1. The economy continued to flourish, and international trade grew even more extensive.

2. Chang’an became an entrepot for merchants and travelers from the Mediterranean, the Indian Ocean, Southeast Asia, and the Inner Asian steppes.

3. Buddhist monasteries became centers of art and philosophy and grew in wealth and influence.

B. These years were also a great age for Chinese poetry.

1. Some of the greatest poets in Chinese history lived and wrote at this time.

2. Li Bo, Du Fu, and Meng Haoran were only three of the many poets who served at court or in the Tang government.

С. As the years passed, however, Xuanzong withdrew from daily oversight of the government and became more involved with mystical religion and with his favorite concubine, Yang Guifei.

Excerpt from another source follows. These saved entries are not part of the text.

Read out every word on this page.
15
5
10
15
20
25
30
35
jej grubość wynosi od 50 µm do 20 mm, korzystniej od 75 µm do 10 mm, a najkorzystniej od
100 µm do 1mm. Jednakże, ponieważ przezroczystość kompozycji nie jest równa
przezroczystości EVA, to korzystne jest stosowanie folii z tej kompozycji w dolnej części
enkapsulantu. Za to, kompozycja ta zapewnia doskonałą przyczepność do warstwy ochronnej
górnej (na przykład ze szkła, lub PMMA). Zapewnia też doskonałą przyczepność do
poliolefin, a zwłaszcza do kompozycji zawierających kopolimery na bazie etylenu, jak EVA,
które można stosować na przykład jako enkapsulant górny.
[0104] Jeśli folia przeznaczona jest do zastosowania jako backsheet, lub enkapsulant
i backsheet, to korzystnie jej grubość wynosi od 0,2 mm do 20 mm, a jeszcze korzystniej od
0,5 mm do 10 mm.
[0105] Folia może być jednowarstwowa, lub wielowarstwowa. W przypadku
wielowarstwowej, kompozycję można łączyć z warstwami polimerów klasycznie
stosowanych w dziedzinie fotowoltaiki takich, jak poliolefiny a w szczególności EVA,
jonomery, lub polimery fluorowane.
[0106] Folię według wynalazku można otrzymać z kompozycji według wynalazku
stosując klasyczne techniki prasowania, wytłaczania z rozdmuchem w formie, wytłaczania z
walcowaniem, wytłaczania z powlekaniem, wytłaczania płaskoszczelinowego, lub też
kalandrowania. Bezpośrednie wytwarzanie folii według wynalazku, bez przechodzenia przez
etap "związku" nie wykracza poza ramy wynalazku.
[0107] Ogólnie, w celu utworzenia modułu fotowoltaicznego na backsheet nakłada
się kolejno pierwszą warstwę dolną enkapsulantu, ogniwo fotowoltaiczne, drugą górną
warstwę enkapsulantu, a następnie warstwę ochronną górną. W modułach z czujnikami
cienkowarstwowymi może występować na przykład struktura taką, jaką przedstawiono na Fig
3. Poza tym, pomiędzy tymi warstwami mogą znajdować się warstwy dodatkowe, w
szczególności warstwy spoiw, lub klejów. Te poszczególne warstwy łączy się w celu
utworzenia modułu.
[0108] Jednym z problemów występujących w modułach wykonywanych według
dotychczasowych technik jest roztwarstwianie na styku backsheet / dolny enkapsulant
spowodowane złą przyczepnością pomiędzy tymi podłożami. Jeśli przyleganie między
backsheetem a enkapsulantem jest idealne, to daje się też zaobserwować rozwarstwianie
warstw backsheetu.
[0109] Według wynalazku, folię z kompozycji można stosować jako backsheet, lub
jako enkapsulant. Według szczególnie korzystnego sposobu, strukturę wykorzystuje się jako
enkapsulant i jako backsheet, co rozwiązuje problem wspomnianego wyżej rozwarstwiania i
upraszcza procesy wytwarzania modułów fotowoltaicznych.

1. In addition to his patronage of Buddhism, Xuanzong was fascinated with mystical Daoism and the quest for immortality.

2. As he withdrew into the Inner Palace, he delegated more and more daily power to various officials, who competed among themselves for imperial favor.

3. The emperor had many women in his household, but he became especially devoted to Yang Guifei, literally, “Yang the Precious Concubine.”

4. Yang shared the emperor’s daily life in the palace and seems to have influenced him in state affairs, as well.

III. At the century’s midpoint, a great rebellion threatened to bring the dynasty down.

A. The man who led the rebellion was An Lushan.

1. An Lushan was a Uighur, from Central Asia.

2. The Tang had adopted a policy of employing non-Chinese military leaders for border defense.

3. An Lushan led the garrison at what is now Beijing.

4. He was a favorite of the emperor, but his enemies at court whispered that he was having illicit relations with Yang Guifei.

5. When the emperor ordered him to come to the capital, An Lushan brought his army with him, and this move was seen as rebellion.

B. The An Lushan rebellion lasted from 755 to 763.

1. The rebels drove the emperor from the capital; he fled to Sichuan.

2. In 756, Xuanzong abdicated in favor of his son.

3. An Lushan died during the rebellion, and his son took over leadership.

4. Eventually, the Tang dynasty was able to overcome the rebels but at the cost of giving away much of its power to military strongmen in the south and southeast.

5. The dynasty never fully recovered, but it did survive for another century and a half, which we will turn to in the next lecture.

Essential Reading:

Arthur F. Wright and Denis Twitchett, eds., Perspectives on the T’ang.

Supplemental Reading:

Sally Hovey Wriggins, Xuanzang: A Buddhist Pilgrim on the Silk Rood.

Questions to Consider:

1. Why were traditional historians so hostile to the reign of Wu Zetian? Is there anything inherent in Confucian ideas that would bias them against her?

2. The Tang dynasty has been seen by later Chinese as one of the most glorious periods in their history. It was also, perhaps, the most cosmopolitan period in China before the modern age. How might this perception of the past be a factor in China’s self-image today?